After the Smolensk crash, when thousands of ordinary Russians joined the Poles in mourning, it was clear to meaning that the spirit of "Muscovite friends" were back.

Less than a month later, during Russian celebrations of the end of World War II, Poles lit hundreds of thousands of candles at long-neglected graves of Red Army soldiers throughout Poland.

Regardless of the historic rivalry between Poles and Russians, some still see the countries as more alike than not, with their people bound together by their shared Slavic and geographic heritage.

Adam Michnik, the writer and chief editor of Poland's "Gazeta Wyborcza," has put it this way: "Poles are Russian Europeans, and Russians are Polish Asians."

Allies? No Thank You

But while ordinary Poles and Russians are content to steer clear of politics in their dealings with one another, many writers -- at least on the Polish side -- still seem bound by historical grievances.

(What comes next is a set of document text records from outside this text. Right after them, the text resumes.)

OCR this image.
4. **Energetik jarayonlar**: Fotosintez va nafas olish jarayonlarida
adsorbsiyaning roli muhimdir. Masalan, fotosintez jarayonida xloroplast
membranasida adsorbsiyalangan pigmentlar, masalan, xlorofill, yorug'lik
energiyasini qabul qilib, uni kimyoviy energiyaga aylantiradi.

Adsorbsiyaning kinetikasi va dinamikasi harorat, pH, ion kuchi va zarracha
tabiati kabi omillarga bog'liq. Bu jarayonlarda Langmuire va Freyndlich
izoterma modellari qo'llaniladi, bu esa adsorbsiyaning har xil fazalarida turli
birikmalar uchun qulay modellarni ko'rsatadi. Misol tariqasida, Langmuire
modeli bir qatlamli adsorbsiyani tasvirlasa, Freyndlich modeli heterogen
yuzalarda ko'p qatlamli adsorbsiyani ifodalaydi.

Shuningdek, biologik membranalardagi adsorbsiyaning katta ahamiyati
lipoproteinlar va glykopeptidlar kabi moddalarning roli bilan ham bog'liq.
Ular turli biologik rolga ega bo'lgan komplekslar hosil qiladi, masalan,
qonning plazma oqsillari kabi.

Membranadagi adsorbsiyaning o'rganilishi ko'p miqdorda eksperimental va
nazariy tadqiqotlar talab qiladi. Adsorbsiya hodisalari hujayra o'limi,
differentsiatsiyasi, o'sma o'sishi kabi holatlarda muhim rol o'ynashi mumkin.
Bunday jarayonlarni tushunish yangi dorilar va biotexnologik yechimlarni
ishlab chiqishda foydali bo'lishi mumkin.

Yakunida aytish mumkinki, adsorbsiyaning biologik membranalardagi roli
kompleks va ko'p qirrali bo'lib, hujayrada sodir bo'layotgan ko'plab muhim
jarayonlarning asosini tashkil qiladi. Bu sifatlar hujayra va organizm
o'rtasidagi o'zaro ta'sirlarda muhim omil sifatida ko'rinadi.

Olga Tokarczuk, one of Poland's most popular contemporary writers, says Poles have a "deeply imprinted sense of being the victim," and offers an anecdote to illustrate her conviction that there is little that can truly bring Poles and Russians together.

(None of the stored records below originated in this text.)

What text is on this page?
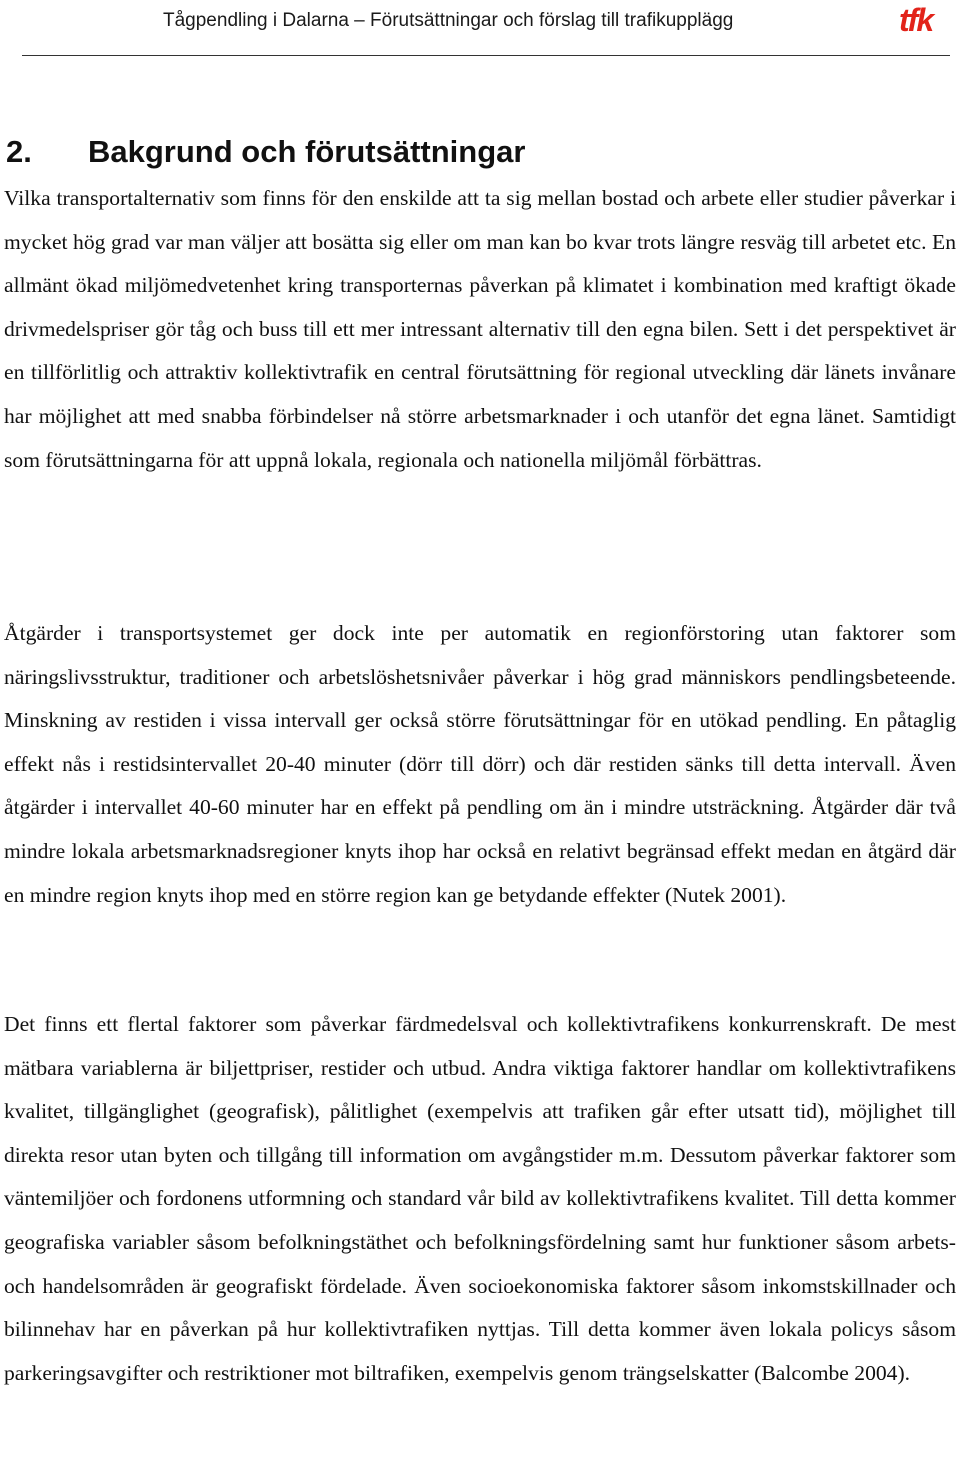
Tågpendling i Dalarna – Förutsättningar och förslag till trafikupplägg	tfk
2. Bakgrund och förutsättningar

Vilka transportalternativ som finns för den enskilde att ta sig mellan bostad och arbete eller studier påverkar i mycket hög grad var man väljer att bosätta sig eller om man kan bo kvar trots längre resväg till arbetet etc. En allmänt ökad miljömedvetenhet kring transporternas påverkan på klimatet i kombination med kraftigt ökade drivmedelspriser gör tåg och buss till ett mer intressant alternativ till den egna bilen. Sett i det perspektivet är en tillförlitlig och attraktiv kollektivtrafik en central förutsättning för regional utveckling där länets invånare har möjlighet att med snabba förbindelser nå större arbetsmarknader i och utanför det egna länet. Samtidigt som förutsättningarna för att uppnå lokala, regionala och nationella miljömål förbättras.

Åtgärder i transportsystemet ger dock inte per automatik en regionförstoring utan faktorer som näringslivsstruktur, traditioner och arbetslöshetsnivåer påverkar i hög grad människors pendlingsbeteende. Minskning av restiden i vissa intervall ger också större förutsättningar för en utökad pendling. En påtaglig effekt nås i restidsintervallet 20-40 minuter (dörr till dörr) och där restiden sänks till detta intervall. Även åtgärder i intervallet 40-60 minuter har en effekt på pendling om än i mindre utsträckning. Åtgärder där två mindre lokala arbetsmarknadsregioner knyts ihop har också en relativt begränsad effekt medan en åtgärd där en mindre region knyts ihop med en större region kan ge betydande effekter (Nutek 2001).

Det finns ett flertal faktorer som påverkar färdmedelsval och kollektivtrafikens konkurrenskraft. De mest mätbara variablerna är biljettpriser, restider och utbud. Andra viktiga faktorer handlar om kollektivtrafikens kvalitet, tillgänglighet (geografisk), pålitlighet (exempelvis att trafiken går efter utsatt tid), möjlighet till direkta resor utan byten och tillgång till information om avgångstider m.m. Dessutom påverkar faktorer som väntemiljöer och fordonens utformning och standard vår bild av kollektivtrafikens kvalitet. Till detta kommer geografiska variabler såsom befolkningstäthet och befolkningsfördelning samt hur funktioner såsom arbets- och handelsområden är geografiskt fördelade. Även socioekonomiska faktorer såsom inkomstskillnader och bilinnehav har en påverkan på hur kollektivtrafiken nyttjas. Till detta kommer även lokala policys såsom parkeringsavgifter och restriktioner mot biltrafiken, exempelvis genom trängselskatter (Balcombe 2004).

"After the Molotov-Ribbentrop pact, a German military officer fell in love with a Russian ballerina from Leningrad," she said. "Every Saturday, he would send an airplane from Berlin to Leningrad loaded with flowers for her. But since there was a war going on, it would have been a waste to allow the plane to return empty. So they would load it with bombs and drop them on Poland while returning to Germany."

Tokarczuk, a psychologist by education, thinks stories such as these -- however apocryphal -- demonstrates the deeply entrenched, almost primal angst of a country squeezed between Western Europe and Russia.

Nor, she says, has there been the kind of intellectual exchange -- like the friendship between two post-war novelists, Germany's Gunter Grass and Russia's Daniil Granin -- that could help mend bridges at a different social level.

Writers "do invite each other to our countries," she said. "But I come to the Moscow book fairs and I go home right afterwards. There's no developed infrastructure of contacts between us, so to speak."

Surprisingly, it is sometimes the youngest writers who have the greatest apprehension about ties with Russia.

Poland's literary enfant terrible, 26-year-old Dorota Maslowska, created a publishing sensation with her debut novel, "The Polish-Russian War Under the White-Red Flag," which focuses not on history but on the lives of teenagers growing up in post-communist Poland.

Maslowska says she has little personal interest in relations between Poland and Russia, but said a tremor on her "personal seismograph" has pushed her to address the issue in her work. Her book has been translated into Russian, but Maslowska admits she has almost no contact with young Russian writers.

"My life is complicated enough, and I don't want to make it even more complicated," she said.